Oxidation temperature-dependency of relative dielectric constant and reflective characteristics of lignite and bituminous coal in the presence of very high frequency to ultra-high frequency bands

This study investigates the relative dielectric constant with very high frequency (VHF) to ultra-high frequency (UHF) as a basis for ground penetrating radar (GPR) applications in underground coal fires (UCFs) detection. In conjunction with an effective medium model, we methodically analyze the dielectric properties and reflection characteristics of four coal types under increasing oxidation temperatures using XRD, thermogravimetric and relative dielectric constant experiments. Our findings indicate that coal combustion is initiated when the ambient temperature exceeds the maximum mass temperature. According to the cracking temperature and maximum mass temperature, the combustion process of coal can be rationally divided into three distinct stages: water loss, slow oxidation, and intense oxidation. Moisture content is identified as a key factor affecting the variations of VHF-UHF relative dielectric constant among various coals. The relative dielectric constant of coal at VHF-UHF frequencies lessens with growing frequency.
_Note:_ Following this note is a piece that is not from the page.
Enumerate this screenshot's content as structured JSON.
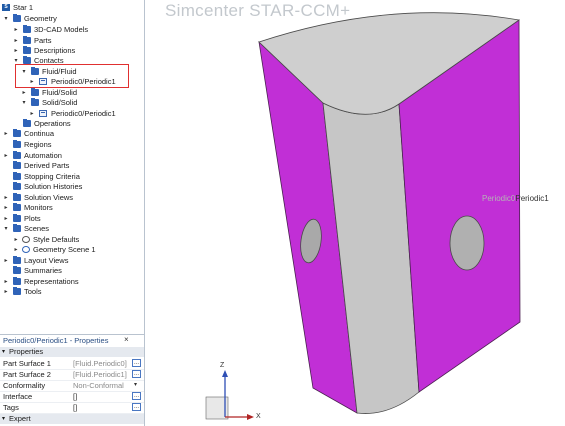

During combustion, water loss and rapid oxidation stages are the main factors for decreasing VHF-UHF relative dielectric constant. The UCFs' reflection coefficient is negatively correlated with the detection frequency, demonstrating a continuous rise as the combustion progresses, and the largest increase occurs in the intense oxidation stage. When GPR detects the cavities resulting from coal combustion, the temperature associated with the maximum reflection coefficient lessens. This research not only demonstrates the feasibility of applying GPR for UCFs detection but also provides data support for the fairly precise interpretation of GPR images of UCFs.